L'offensive de BYD sur le marché des véhicules électriques abordables
Le constructeur chinois BYD prépare le modèle Racco, destiné à la catégorie des « kei cars » au Japon. Ce mini-véhicule électrique devrait être proposé à moins de 2 millions de yens, aides gouvernementales incluses.
12punto
Le constructeur chinois de véhicules électriques BYD se prépare à pénétrer le marché japonais avec son nouveau modèle, la Racco, ciblant la catégorie des « kei cars », un segment dominé par les marques locales. Conçu pour les routes étroites et les espaces de stationnement limités, ce petit véhicule électrique au format cubique pourrait, selon les estimations, être commercialisé à un prix inférieur à 2 millions de yens, soit environ 578 000 livres turques, après déduction des aides publiques.
Selon les informations communiquées par BYD, la Racco offrira une autonomie comprise entre 210 et 320 kilomètres avec une charge complète. Cette performance se situe au-dessus de l'autonomie de la Nissan Sakura, l'un des modèles de « kei car » électriques les plus populaires au Japon.
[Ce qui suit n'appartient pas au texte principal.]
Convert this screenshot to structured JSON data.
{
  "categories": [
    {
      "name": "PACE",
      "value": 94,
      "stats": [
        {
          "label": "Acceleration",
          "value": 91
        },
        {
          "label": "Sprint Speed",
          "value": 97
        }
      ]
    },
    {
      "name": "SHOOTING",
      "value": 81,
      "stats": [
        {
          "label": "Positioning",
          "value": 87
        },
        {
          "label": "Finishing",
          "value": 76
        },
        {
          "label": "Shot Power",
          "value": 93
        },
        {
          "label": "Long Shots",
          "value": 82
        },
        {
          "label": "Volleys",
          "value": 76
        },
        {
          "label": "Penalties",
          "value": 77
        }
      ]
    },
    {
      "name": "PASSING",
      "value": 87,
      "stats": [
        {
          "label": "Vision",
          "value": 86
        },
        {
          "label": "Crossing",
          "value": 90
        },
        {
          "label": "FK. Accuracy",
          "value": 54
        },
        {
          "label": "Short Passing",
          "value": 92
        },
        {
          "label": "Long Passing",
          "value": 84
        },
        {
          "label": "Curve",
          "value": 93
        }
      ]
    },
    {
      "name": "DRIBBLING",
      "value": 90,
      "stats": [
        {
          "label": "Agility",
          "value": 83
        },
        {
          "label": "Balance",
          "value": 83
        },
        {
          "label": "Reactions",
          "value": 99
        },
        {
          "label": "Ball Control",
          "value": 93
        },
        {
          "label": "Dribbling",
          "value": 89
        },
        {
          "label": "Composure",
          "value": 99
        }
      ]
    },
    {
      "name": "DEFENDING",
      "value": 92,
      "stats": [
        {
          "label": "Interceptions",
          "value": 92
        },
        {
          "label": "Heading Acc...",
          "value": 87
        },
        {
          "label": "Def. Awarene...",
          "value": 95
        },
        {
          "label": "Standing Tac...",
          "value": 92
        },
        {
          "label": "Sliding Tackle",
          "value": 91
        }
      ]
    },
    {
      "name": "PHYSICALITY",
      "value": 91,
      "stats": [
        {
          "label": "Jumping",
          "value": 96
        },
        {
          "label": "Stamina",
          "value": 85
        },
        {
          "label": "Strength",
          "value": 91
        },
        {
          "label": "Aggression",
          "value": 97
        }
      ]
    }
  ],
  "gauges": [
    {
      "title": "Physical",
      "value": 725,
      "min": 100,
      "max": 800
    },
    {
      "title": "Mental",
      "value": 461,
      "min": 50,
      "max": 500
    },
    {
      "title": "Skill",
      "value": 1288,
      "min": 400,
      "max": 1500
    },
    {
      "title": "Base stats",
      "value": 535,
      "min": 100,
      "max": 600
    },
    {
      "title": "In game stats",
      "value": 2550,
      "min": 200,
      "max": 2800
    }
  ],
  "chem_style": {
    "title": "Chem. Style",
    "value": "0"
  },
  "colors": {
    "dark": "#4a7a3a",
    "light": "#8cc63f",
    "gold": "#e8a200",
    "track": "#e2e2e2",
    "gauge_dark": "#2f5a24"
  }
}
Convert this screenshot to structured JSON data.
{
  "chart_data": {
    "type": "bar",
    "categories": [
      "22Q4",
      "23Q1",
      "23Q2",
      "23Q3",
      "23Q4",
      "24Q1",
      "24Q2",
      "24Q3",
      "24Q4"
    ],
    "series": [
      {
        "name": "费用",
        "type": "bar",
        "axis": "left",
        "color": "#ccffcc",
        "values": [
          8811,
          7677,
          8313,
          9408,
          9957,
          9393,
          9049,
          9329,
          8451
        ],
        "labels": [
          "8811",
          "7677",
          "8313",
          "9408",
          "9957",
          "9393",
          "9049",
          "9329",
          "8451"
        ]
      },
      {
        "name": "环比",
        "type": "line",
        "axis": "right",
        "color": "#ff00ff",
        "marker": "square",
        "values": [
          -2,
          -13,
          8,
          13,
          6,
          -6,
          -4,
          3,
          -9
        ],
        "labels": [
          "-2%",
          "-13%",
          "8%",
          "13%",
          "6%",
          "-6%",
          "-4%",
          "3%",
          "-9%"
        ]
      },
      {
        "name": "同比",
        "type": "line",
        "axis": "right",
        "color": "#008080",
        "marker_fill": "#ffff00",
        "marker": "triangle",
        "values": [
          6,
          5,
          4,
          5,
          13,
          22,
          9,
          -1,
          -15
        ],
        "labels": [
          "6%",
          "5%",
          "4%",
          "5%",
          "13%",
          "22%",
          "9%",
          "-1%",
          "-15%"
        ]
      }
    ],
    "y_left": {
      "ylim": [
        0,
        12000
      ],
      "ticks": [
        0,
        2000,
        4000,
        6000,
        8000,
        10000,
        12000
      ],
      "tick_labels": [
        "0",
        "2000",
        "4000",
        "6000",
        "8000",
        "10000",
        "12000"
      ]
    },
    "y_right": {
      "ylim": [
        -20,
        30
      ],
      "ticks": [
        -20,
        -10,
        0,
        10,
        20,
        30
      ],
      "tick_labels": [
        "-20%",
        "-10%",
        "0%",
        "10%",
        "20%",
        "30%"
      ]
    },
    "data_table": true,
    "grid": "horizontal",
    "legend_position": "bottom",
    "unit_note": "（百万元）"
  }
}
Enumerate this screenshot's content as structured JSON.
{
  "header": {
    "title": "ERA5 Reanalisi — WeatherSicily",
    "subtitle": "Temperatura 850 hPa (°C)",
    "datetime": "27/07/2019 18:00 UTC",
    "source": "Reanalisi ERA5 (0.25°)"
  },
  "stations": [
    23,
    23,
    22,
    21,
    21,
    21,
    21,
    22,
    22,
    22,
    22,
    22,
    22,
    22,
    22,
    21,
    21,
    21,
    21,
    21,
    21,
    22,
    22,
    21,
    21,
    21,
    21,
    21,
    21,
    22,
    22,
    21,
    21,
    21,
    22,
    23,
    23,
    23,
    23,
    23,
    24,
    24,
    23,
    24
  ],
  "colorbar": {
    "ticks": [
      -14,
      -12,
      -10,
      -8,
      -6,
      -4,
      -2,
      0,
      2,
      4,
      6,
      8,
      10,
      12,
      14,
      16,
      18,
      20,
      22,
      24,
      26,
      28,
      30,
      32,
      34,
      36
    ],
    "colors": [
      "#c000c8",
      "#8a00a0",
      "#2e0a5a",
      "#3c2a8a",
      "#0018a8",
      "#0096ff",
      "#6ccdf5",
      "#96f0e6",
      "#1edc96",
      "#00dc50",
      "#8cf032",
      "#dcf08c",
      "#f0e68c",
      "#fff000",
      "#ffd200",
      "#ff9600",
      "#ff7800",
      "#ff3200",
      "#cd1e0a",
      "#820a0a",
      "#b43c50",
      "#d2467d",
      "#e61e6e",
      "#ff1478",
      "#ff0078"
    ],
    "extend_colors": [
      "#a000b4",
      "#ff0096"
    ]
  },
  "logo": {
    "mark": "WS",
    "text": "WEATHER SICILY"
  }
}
Cette initiative de l'entreprise au Japon intervient à un moment où le fondateur et PDG de BYD, Wang Chuanfu, exprime plus ouvertement ses ambitions de croissance mondiale. Wang avait déclaré que, grâce aux avancées dans les technologies de recharge et à l'augmentation des ventes à l'étranger, BYD visait à dépasser Toyota d'ici 5 ans pour devenir le premier constructeur automobile mondial.
Le ralentissement de la croissance et l'intensification de la concurrence sur le marché chinois poussent BYD à étendre ses opérations internationales. Outre les 8 navires de transport spécialisés construits pour l'exportation de ses véhicules électriques, l'entreprise accroît sa capacité de production grâce à de nouveaux investissements en Hongrie, au Brésil, en Thaïlande, en Indonésie et en Ouzbékistan.
UNE CONCURRENCE RUDE SUR LE MARCHÉ JAPONAIS
Les « kei cars » détiennent une part de marché importante au Japon en raison des avantages fiscaux et d'assurance dont elles bénéficient. Selon les données de l'Association japonaise des véhicules légers et des motocycles, ces véhicules ont représenté 36,5 % des ventes de voitures neuves dans le pays l'année dernière.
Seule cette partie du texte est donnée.